Project 2: Classification

Start date Oct 23, due Nov 6 beginning of class.

The goal of this project is to choose and evaluate classification mechanisms. I would suggest using the mechanisms available in Weka or RapidMiner, although you may implement your own if you wish.

Use Adult, Iris, Zoo datasets from the UCI Machine Learning Repository. If you wish to use other datasets in place of these, please give me a pointer to or description of the datasets and I'll let you know if that is okay.

What you need to do for this project is:

  1. Compare the performances of the four classification algorithms: Decision tree, Naïve Bayes, KNN, SVM
  2. Explain which algorithm you would use for what types of data and why.

Project Report

The project report should contain the following:

  1. Discussion of each of the 3 experiment comparisons:
  2. Description of the data sets
  3. Parameters chosen for the algorithms, e.g., what’s the k in KNN etc.
  4. How you prepared the data
  5. Platform information: Description of the machine and system information used for the experiments
  6. Experimental result summary
  7. What method do you used for evaluating accuracy
  8. Record training time, test time for each method
  9. Compare their accuracy (in either table or graph format)
  10. Conclusions: General discussion of the appropriate conditions for use of each algorithm. You may instead want to frame this as a discussion of appropriate type of algorithm for a general category of data (probably a more difficult task, but also more interesting.)
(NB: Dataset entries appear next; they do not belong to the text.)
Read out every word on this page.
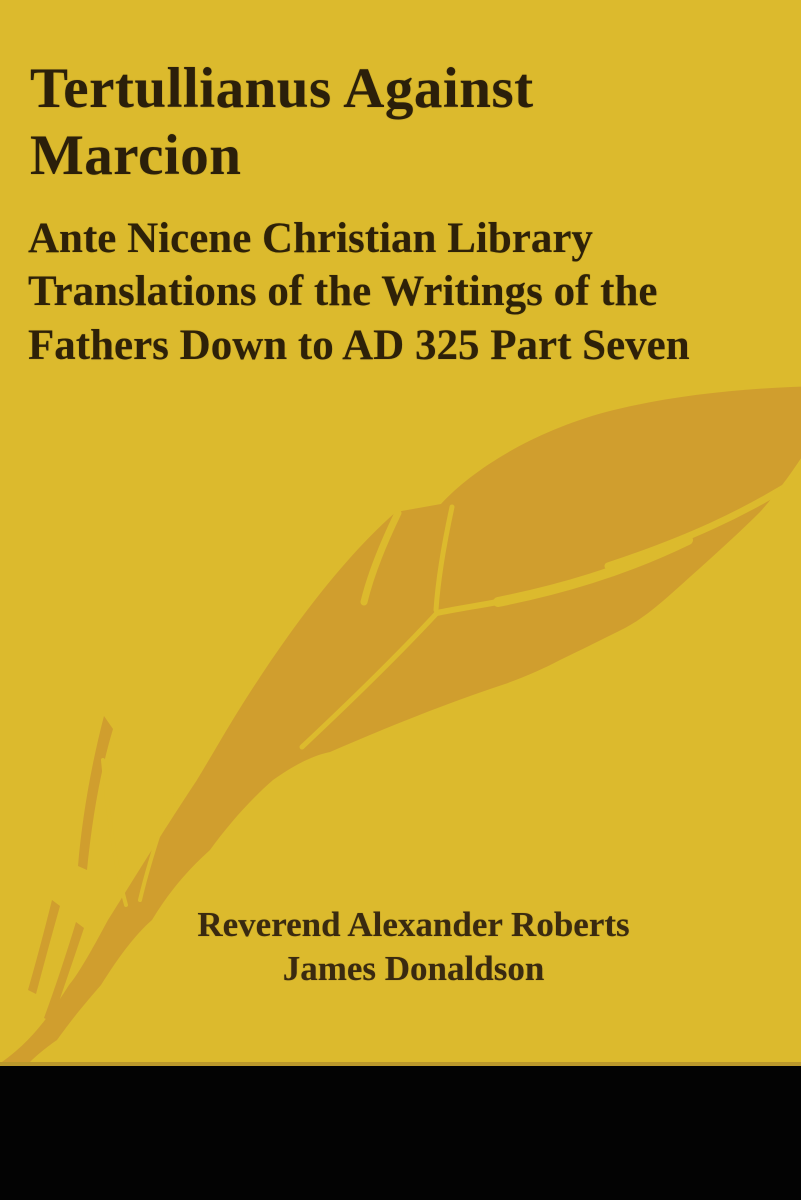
Tertullianus Against
Marcion
Ante Nicene Christian Library
Translations of the Writings of the
Fathers Down to AD 325 Part Seven
Reverend Alexander Roberts
James Donaldson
You should also include the output from your sample runs.

Scoring

Scoring will be based on:

·  Experiment and discussion

·  Knowledge displayed in conclusions

Particularly good discussions of any of the experiments may result in extra points

Turning in the project

Both electronic submission and hard copy are required. Tar/zip your files and email to . Pdf is the safest for capturing non-text. You also need to turn in a hard copy. Please hand in at the beginning of class.